Bruno Reidal

Bruno Reidal, Confession of a Murderer: A chilling portrait of a young killer

Bruno Reidal, Confession of a Murderer, is currently awaiting a U.K release date.

As the summer slowly descends into Autumn in the deep woods of Raulhac, France, a seventeen-year-old desperately washes his bloodied hands in a stream. Just a short walk away, the body of a thirteen-year-old lays silent among the ferns, his head removed from his body in a brutal and unprovoked attack.

The murderer is a local boy named Bruno Reidal, and as he attempts to wash away the boy’s blood, he quickly realises the inner battle that has haunted his soul since childhood is lost as he walks from the stream and into town to give himself up. But what could have led this intelligent but ostracised young man to commit such a horrendous murder? The year is 1905, and as Bruno is incarcerated for his crime, a group of doctors ask him to write down his story as they decide his fate. However, the tale Bruno recounts will only add further layers of complexity to his final act of butchery, as the doctors attempt to unpick the reasons for his crime.


Vincent Le Port’s outstanding feature debut takes the written confessions of Bruno Reidal and converts them into a chilling and compelling journey into the psychology of a young murderer. His bold and uncompromising approach to Reidal’s inner thoughts, experiences, and psychological struggles is daring and, at times, overwhelming even for the most seasoned movie-goer. Here Le Port’s eye for detail is stunning, whether through his exquisite recreation of early twentieth-century France or the poverty at the heart of Reidal’s rural life. La Port dissects Reidal’s memories with clinical precision, from an incident of sexual abuse at the hands of a traveller when he was a mere boy to his isolation and sense of inferiority. Here La Port explores the dark complexity of Reidal’s thoughts as repressed sexual desires mix with a need for control over the smartly dressed and beautiful boys he secretly admires.

At the heart of Bruno Reidal, Confession Of A Murderer is an extraordinary debut performance from newcomer Dimitri Doré. Doré owns the screen with his richly detailed, intelligent, and devastatingly damaged portrayal of Reidal. Here Doré wraps the inner thoughts of a young killer in themes of repressed sexual desire, religion and ostracism.


We also find these themes in the teenage stories of serial killers like Jeffery Dahmer and Jürgen Bartsch.
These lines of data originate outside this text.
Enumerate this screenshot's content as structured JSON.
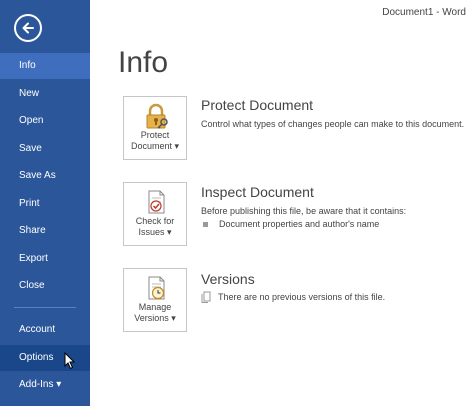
{
  "window": {
    "title": "Document1 - Word"
  },
  "sidebar": {
    "items": [
      {
        "label": "Info",
        "state": "selected"
      },
      {
        "label": "New"
      },
      {
        "label": "Open"
      },
      {
        "label": "Save"
      },
      {
        "label": "Save As"
      },
      {
        "label": "Print"
      },
      {
        "label": "Share"
      },
      {
        "label": "Export"
      },
      {
        "label": "Close"
      },
      {
        "label": "Account"
      },
      {
        "label": "Options",
        "state": "hover"
      },
      {
        "label": "Add-Ins ▾"
      }
    ]
  },
  "main": {
    "title": "Info",
    "sections": [
      {
        "tile_label_1": "Protect",
        "tile_label_2": "Document ▾",
        "title": "Protect Document",
        "description": "Control what types of changes people can make to this document."
      },
      {
        "tile_label_1": "Check for",
        "tile_label_2": "Issues ▾",
        "title": "Inspect Document",
        "description": "Before publishing this file, be aware that it contains:",
        "bullet": "Document properties and author's name"
      },
      {
        "tile_label_1": "Manage",
        "tile_label_2": "Versions ▾",
        "title": "Versions",
        "note": "There are no previous versions of this file."
      }
    ]
  },
  "colors": {
    "sidebar": "#2b579a",
    "sidebar_selected": "#3f6ebf",
    "sidebar_hover": "#19478a",
    "text": "#444444"
  },
  "icons": [
    "back-arrow-icon",
    "lock-key-icon",
    "document-check-icon",
    "document-clock-icon",
    "bullet-square-icon",
    "version-page-icon",
    "mouse-cursor-icon"
  ]
}
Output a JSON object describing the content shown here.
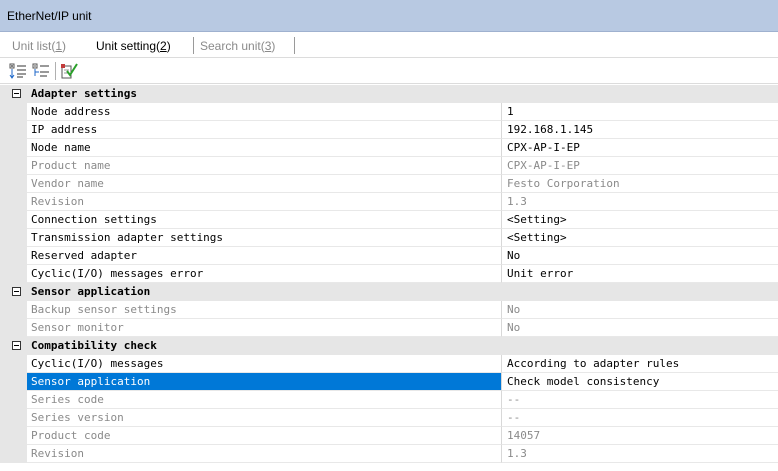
{
  "window": {
    "title": "EtherNet/IP unit"
  },
  "tabs": [
    {
      "label": "Unit list(",
      "key": "1",
      "end": ")",
      "active": false
    },
    {
      "label": "Unit setting(",
      "key": "2",
      "end": ")",
      "active": true
    },
    {
      "label": "Search unit(",
      "key": "3",
      "end": ")",
      "active": false
    }
  ],
  "toolbar": {
    "icons": [
      "sort-by-category-icon",
      "sort-alphabetical-icon",
      "edit-check-icon"
    ]
  },
  "colors": {
    "title_bar": "#b8c9e2",
    "selection": "#0078d7",
    "category_bg": "#e6e6e6",
    "readonly_text": "#8a8a8a"
  },
  "grid": {
    "categories": [
      {
        "label": "Adapter settings",
        "rows": [
          {
            "name": "Node address",
            "value": "1",
            "readonly": false
          },
          {
            "name": "IP address",
            "value": "192.168.1.145",
            "readonly": false
          },
          {
            "name": "Node name",
            "value": "CPX-AP-I-EP",
            "readonly": false
          },
          {
            "name": "Product name",
            "value": "CPX-AP-I-EP",
            "readonly": true
          },
          {
            "name": "Vendor name",
            "value": "Festo Corporation",
            "readonly": true
          },
          {
            "name": "Revision",
            "value": "1.3",
            "readonly": true
          },
          {
            "name": "Connection settings",
            "value": "<Setting>",
            "readonly": false
          },
          {
            "name": "Transmission adapter settings",
            "value": "<Setting>",
            "readonly": false
          },
          {
            "name": "Reserved adapter",
            "value": "No",
            "readonly": false
          },
          {
            "name": "Cyclic(I/O) messages error",
            "value": "Unit error",
            "readonly": false
          }
        ]
      },
      {
        "label": "Sensor application",
        "rows": [
          {
            "name": "Backup sensor settings",
            "value": "No",
            "readonly": true
          },
          {
            "name": "Sensor monitor",
            "value": "No",
            "readonly": true
          }
        ]
      },
      {
        "label": "Compatibility check",
        "rows": [
          {
            "name": "Cyclic(I/O) messages",
            "value": "According to adapter rules",
            "readonly": false
          },
          {
            "name": "Sensor application",
            "value": "Check model consistency",
            "readonly": false,
            "selected": true
          },
          {
            "name": "Series code",
            "value": "--",
            "readonly": true
          },
          {
            "name": "Series version",
            "value": "--",
            "readonly": true
          },
          {
            "name": "Product code",
            "value": "14057",
            "readonly": true
          },
          {
            "name": "Revision",
            "value": "1.3",
            "readonly": true
          }
        ]
      }
    ]
  }
}
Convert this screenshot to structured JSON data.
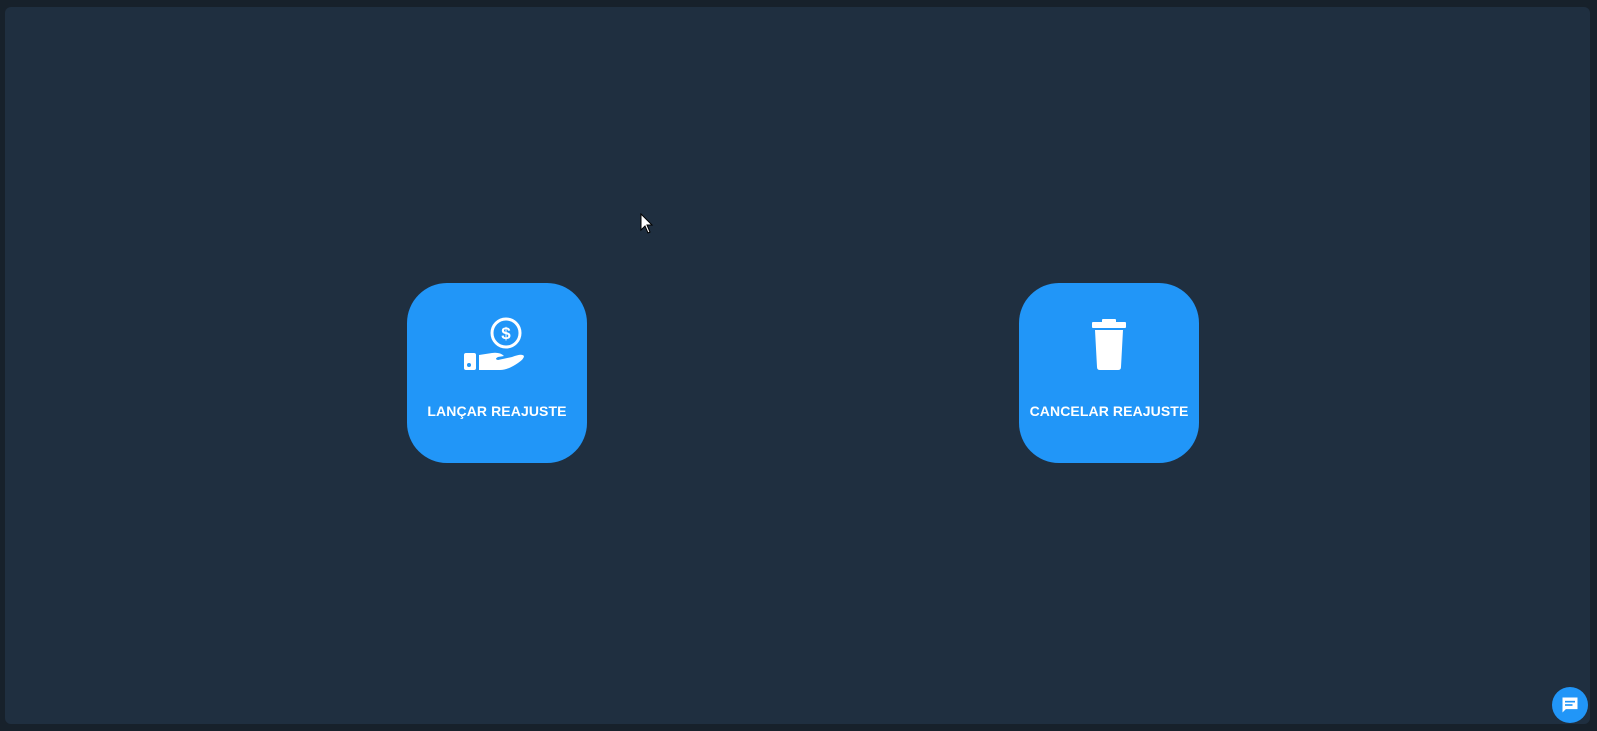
{
  "actions": [
    {
      "label": "LANÇAR REAJUSTE",
      "icon": "hand-coin-icon"
    },
    {
      "label": "CANCELAR REAJUSTE",
      "icon": "trash-icon"
    }
  ],
  "chat": {
    "icon": "chat-icon"
  },
  "colors": {
    "background": "#1f2f40",
    "outer": "#17212b",
    "accent": "#2196f8",
    "text": "#ffffff"
  }
}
However, unlike Dahmer or Bartsch, Reidal’s urge to kill would never move beyond a single victim due to the hidden battle that raged within him, one he attempted to control through masturbation, study and self-imposed isolation. In Doré’s hands, Reidal is a sexually ambiguous figure who rejects the concept of male sex yet watches the boys around him with a hawk-like focus. The downy hair of their young necks or their twitching young muscles form a personal pleasure he relishes as he dreams of inflicting untold harm.

At no point in the narrative journey are we encouraged to feel compassion or sympathy for Reidal. But, we are encouraged to explore the concept of nature versus nurture in the creation of a young murderer. La Port never shies away from the horror of Reidal’s actions or the lack of empathy he carried but equally asks whether he was born to kill or built from childhood experience and psychological trauma. There are no direct answers to these questions as Bruno is sentenced to life in an Asylum, where he would die aged thirty. But as the credits roll, the haunting portrait we are offered stays firmly within the viewer’s mind as we attempt to unpick the journey of a damaged boy who would become a savage teenage killer.



Vincent Le Port’s outstanding debut feature takes the written confessions of Bruno Reidal and converts them into a chilling and compelling journey into the psychology of a young murderer.